Le 11 janvier 2024 | Mis à jour le 24 janvier 2024

Le peintre de l’âme landaise Jean-Roger Sourgen aux enchères à Bordeaux

par Magazine des enchères

Peintre autodidacte très attaché à sa région, Jean-Roger Sourgen a élaboré une œuvre contemplative qui séduit aujourd’hui tous les amoureux des Landes. Onze de ses toiles seront vendues aux enchères le 20 janvier à Bordeaux chez Briscadieu.

 

[Mise à jour, 23 janvier 2024] Étang landais,  estimé entre 15 000 et 20 000 euros, a été adjugé 110 000 euros (frais inclus).

 

« Jean Roger Sourgen est le peintre des Landes sans aucun folklore », constate l’experte Philippine Maréchaux. Onze des œuvres contemplatives de ce peintre figurent au catalogue de la vente Briscadieu du 20 janvier, avec des estimations entre 400 et 20 000 euros. « Les écarts s’expliquent par la taille des toiles, les plus grandes mesurent 140 x 115, les plus petites 10 x 15 cm, mais aussi par la période de fabrication, les peintures plus tardives sont moins cotées », détaille l’experte. 

En revanche, les sujets ne varient pas beaucoup : « des étangs, des dunes, des forêts, c’est la répétition thématique de Jean-Roger Sourgen, c’est aussi la force de ce peintre ». A noter qu’après un séjour au Maroc dans les années 1915, Sourgen a également produit quelques tableaux inspirés des souks, mais ces toiles sont peu appréciées sur le marché, tout comme ses représentations de grands bouquets fleuris. 

« Rêver, peindre, chasser »

Né en 1883 dans une ferme des Landes, Jean-Roger Sourgen (1883-1978) ne se destine absolument pas à une carrière artistique. Passionné par la chasse et la nature, il exerce de nombreux métiers. C’est sa rencontre avec le peintre Alex Lizal, lui aussi originaire des Landes, qui va faire naître sa vocation. « Il est d’abord le factotum d’Alex Lizal, à partir de 1905 environ, et commence à peindre avec lui vers 1910. Et c’est après 1925 et son installation à Hossegor que sa peinture devient vraiment intéressante », estime Philippine Maréchaux.

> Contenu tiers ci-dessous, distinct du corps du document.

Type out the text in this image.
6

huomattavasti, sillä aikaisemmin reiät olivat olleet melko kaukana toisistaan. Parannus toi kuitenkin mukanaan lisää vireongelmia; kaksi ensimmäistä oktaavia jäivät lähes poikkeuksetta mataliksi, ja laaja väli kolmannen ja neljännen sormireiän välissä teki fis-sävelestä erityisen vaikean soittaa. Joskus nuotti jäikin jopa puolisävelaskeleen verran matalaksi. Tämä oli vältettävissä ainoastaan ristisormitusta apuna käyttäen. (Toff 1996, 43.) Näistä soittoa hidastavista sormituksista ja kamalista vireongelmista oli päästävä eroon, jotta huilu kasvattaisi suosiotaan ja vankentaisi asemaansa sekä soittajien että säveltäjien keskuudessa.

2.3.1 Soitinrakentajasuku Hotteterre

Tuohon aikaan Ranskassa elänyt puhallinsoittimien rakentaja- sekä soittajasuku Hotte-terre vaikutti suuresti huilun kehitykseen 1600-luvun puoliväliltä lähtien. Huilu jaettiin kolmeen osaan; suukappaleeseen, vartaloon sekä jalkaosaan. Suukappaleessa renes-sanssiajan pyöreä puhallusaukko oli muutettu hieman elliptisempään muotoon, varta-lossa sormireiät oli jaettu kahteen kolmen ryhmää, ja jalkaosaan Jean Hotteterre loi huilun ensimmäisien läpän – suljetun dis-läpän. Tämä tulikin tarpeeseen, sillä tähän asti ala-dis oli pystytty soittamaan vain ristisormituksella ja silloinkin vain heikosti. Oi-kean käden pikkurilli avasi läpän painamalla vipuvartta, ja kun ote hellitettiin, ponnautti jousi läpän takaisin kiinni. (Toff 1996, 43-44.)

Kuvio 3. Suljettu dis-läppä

Sur sa maison imaginée par l’architecte Henri Godbarge, Sourgen fait inscrire au fronton « Rêver, peindre, chasser ». Un programme qu’il va suivre scrupuleusement, créant alors une œuvre singulière très reconnaissable. Les trois grandes peintures de la vente de l’étude Briscadieu en offrent un bel exemple : il s’agit de trois compositions à partir des mêmes éléments, arbres, étang et sable, dans une atmosphère un peu brumeuse, qui dégage une belle sérénité. L’experte précise qu’il « existe aussi de lui des toiles plus tourmentées, avec des arbres aux tronc tordus, mais elles sont plus rares… En revanche il ne s’est jamais lancé dans des compositions avec des oiseaux, des chasseurs… ». Ces toiles poétiques et silencieuses ont valu à Jean-Roger Sourgen le surnom de « peintre de l’âme landaise ». 

 

Jean-Roger Sourgen (1883-1978). Soir de Printemps à Hossegor, 1941. Huile sur toile, signée, datée « 1941» en bas droite et titrée en bas à gauche, 100 x 137 cm. Estimation : 12 000 – 15 000 euros.

 

Un marché régional actif 

Le marché autour des œuvres de Sourgen reste essentiellement régional, et ses amateurs se trouvent dans le sud-ouest de la France. L’étude Briscadieu inscrit régulièrement ses toiles dans sa vente de début d’année consacrée aux peintures bordelaises et du sud-ouest. « L’année dernière nous avons décroché un nouveau record pour une de ses peintures, adjugée 100 000 euros, s’enthousiasme l’experte, elle était typique de son art, et de très grande taille, 127 x 190 cm ».